1. Dizem as estatísticas recentes que o salário médio nacional retrocedeu para 1124 euros em 2014. Brutos, claro. Em torno, portanto, dos 800 euros líquidos ou menos, para quem seja assalariado. Este salário médio é quase metade do salário mínimo no Luxemburgo e está próximo do rendimento mínimo garantido na Bélgica. Irlanda, Alemanha, Holanda e França têm também salários mínimos em torno dos 1500 euros.
Tudo isto é sobejamente conhecido neste país que tem vivido sempre acima das suas possibilidades. O país que tem um salário mínimo de 505 euros (abaixo das Honduras e semelhante ao pago no Irão, já agora) e um salário médio de 1124 euros consegue, mesmo assim, ter mais de 13% de desemprego ou 22% de taxa de risco de pobreza para famílias com crianças após transferências sociais.
Pode ser que alguém se volte a lembrar, na próxima campanha eleitoral, de falar do peso excessivo dos salários e de como é preciso flexibilizar adicionalmente o tal mercado de trabalho. Quando o fizerem, é bom que não se esqueçam dos padrões salariais que temos e, porque não, os mencionem com orgulho e esperança: abaixo das Honduras e idênticos aos do Irão.
2. O Tribunal de Contas levantou dúvidas, imagina-se que fundamentadas, sobre as privatizações recentes da EDP e da REN, no sentido de estas terem respondido essencialmente às necessidades das finanças públicas no curto prazo, mas terem sido feitas sem acautelar os interesses nacionais para o futuro neste sector. Enquanto outros países europeus asseguraram golden shares do Estado, controlo accionista público ou limitações no poder de accionistas não europeus, nada disso se passou em Portugal.
A história repete-se sempre entre nós. Os monopólios públicos rapidamente se convertem em monopólios privados, acompanhados de um arranjo floral a que se chama, quando conveniente, concorrência e mercado livre. Deve ser o mesmo mercado livre que leva um desgraçado a bater-me à porta ao sábado de manhã e a mentir descaradamente em toda a linha só para obter uma assinatura para um contrato de electricidade com um outro fornecedor. Vale tudo porque nada vale.
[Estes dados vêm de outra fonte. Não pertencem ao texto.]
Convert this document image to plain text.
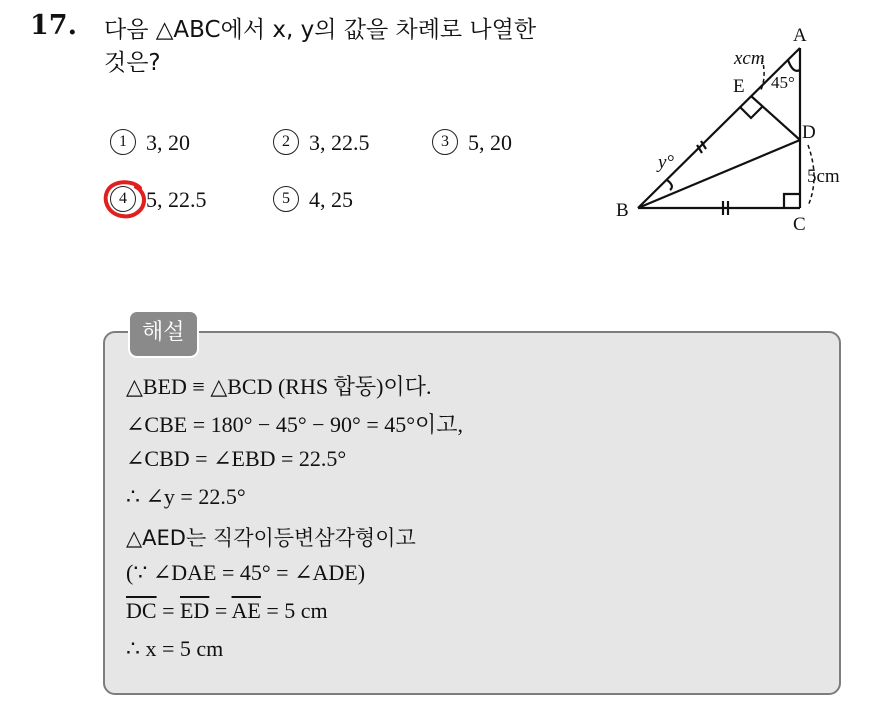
17. 다음 △ABC에서 x, y의 값을 차례로 나열한
것은?
1 3, 20	2 3, 22.5	3 5, 20
4 5, 22.5	5 4, 25
A
B
C
D
E
xcm
45°
y°
5cm
해설
△BED ≡ △BCD (RHS 합동)이다.
∠CBE = 180° − 45° − 90° = 45°이고,
∠CBD = ∠EBD = 22.5°
∴ ∠y = 22.5°
△AED는 직각이등변삼각형이고
(∵ ∠DAE = 45° = ∠ADE)
$\overline{DC} = \overline{ED} = \overline{AE} = 5$ cm
∴ x = 5 cm
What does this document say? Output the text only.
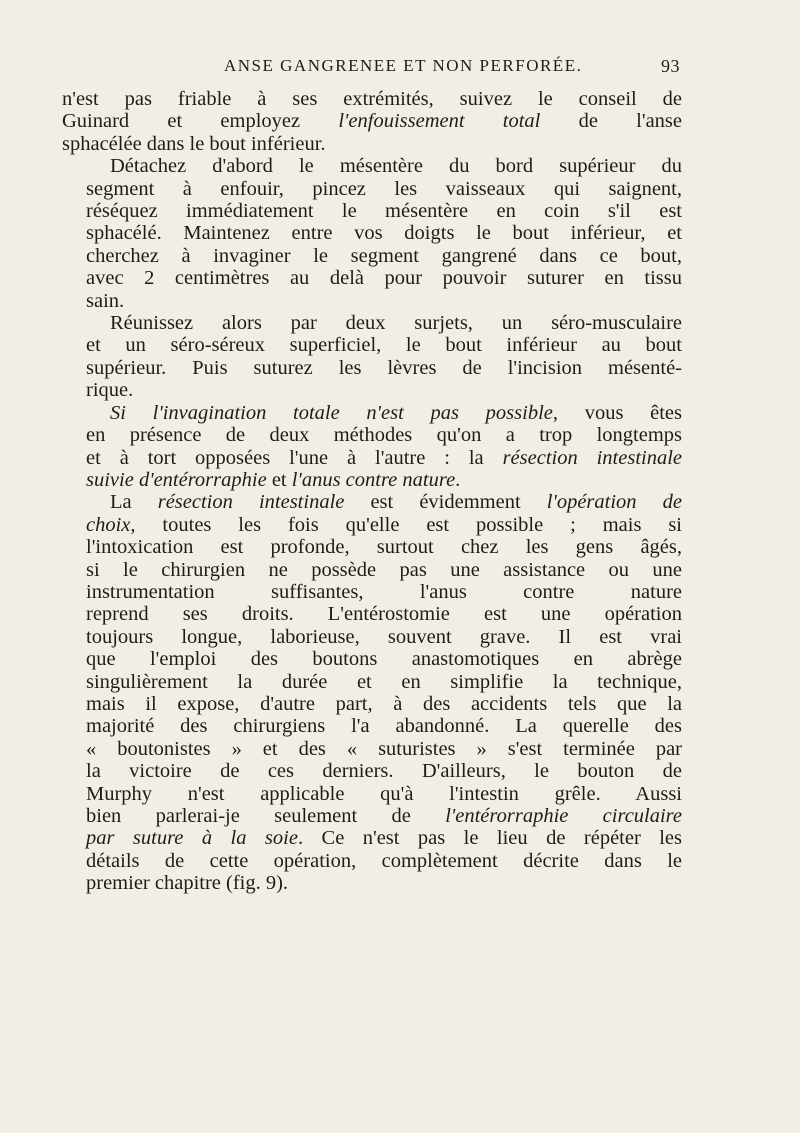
ANSE GANGRENEE ET NON PERFORÉE.	93
n'est pas friable à ses extrémités, suivez le conseil de
Guinard et employez l'enfouissement total de l'anse
sphacélée dans le bout inférieur.
Détachez d'abord le mésentère du bord supérieur du
segment à enfouir, pincez les vaisseaux qui saignent,
réséquez immédiatement le mésentère en coin s'il est
sphacélé. Maintenez entre vos doigts le bout inférieur, et
cherchez à invaginer le segment gangrené dans ce bout,
avec 2 centimètres au delà pour pouvoir suturer en tissu
sain.
Réunissez alors par deux surjets, un séro-musculaire
et un séro-séreux superficiel, le bout inférieur au bout
supérieur. Puis suturez les lèvres de l'incision mésenté-
rique.
Si l'invagination totale n'est pas possible, vous êtes
en présence de deux méthodes qu'on a trop longtemps
et à tort opposées l'une à l'autre : la résection intestinale
suivie d'entérorraphie et l'anus contre nature.
La résection intestinale est évidemment l'opération de
choix, toutes les fois qu'elle est possible ; mais si
l'intoxication est profonde, surtout chez les gens âgés,
si le chirurgien ne possède pas une assistance ou une
instrumentation suffisantes, l'anus contre nature
reprend ses droits. L'entérostomie est une opération
toujours longue, laborieuse, souvent grave. Il est vrai
que l'emploi des boutons anastomotiques en abrège
singulièrement la durée et en simplifie la technique,
mais il expose, d'autre part, à des accidents tels que la
majorité des chirurgiens l'a abandonné. La querelle des
« boutonistes » et des « suturistes » s'est terminée par
la victoire de ces derniers. D'ailleurs, le bouton de
Murphy n'est applicable qu'à l'intestin grêle. Aussi
bien parlerai-je seulement de l'entérorraphie circulaire
par suture à la soie. Ce n'est pas le lieu de répéter les
détails de cette opération, complètement décrite dans le
premier chapitre (fig. 9).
3. Na imprensa de ontem lia-se que há professores de universidades privadas pagos a cinco euros à hora, o que já nem se paga hoje por trabalho doméstico. Isto diz muito, só por si, sobre a oferta disponibilizada pelo ensino superior privado, com a conivência e a irresponsabilidade de vários governos e entidades públicas, e sobre o modelo de “excelência” desse sector. Ao mesmo tempo, a acreditação e a avaliação de instituições e de cursos atingem picos de burocracia impensáveis e têm custos financeiros relevantes para as escolas. Tudo tão regulado, tudo tão avaliado, tudo tão acreditado… E os bons professores e as boas aulas, já agora?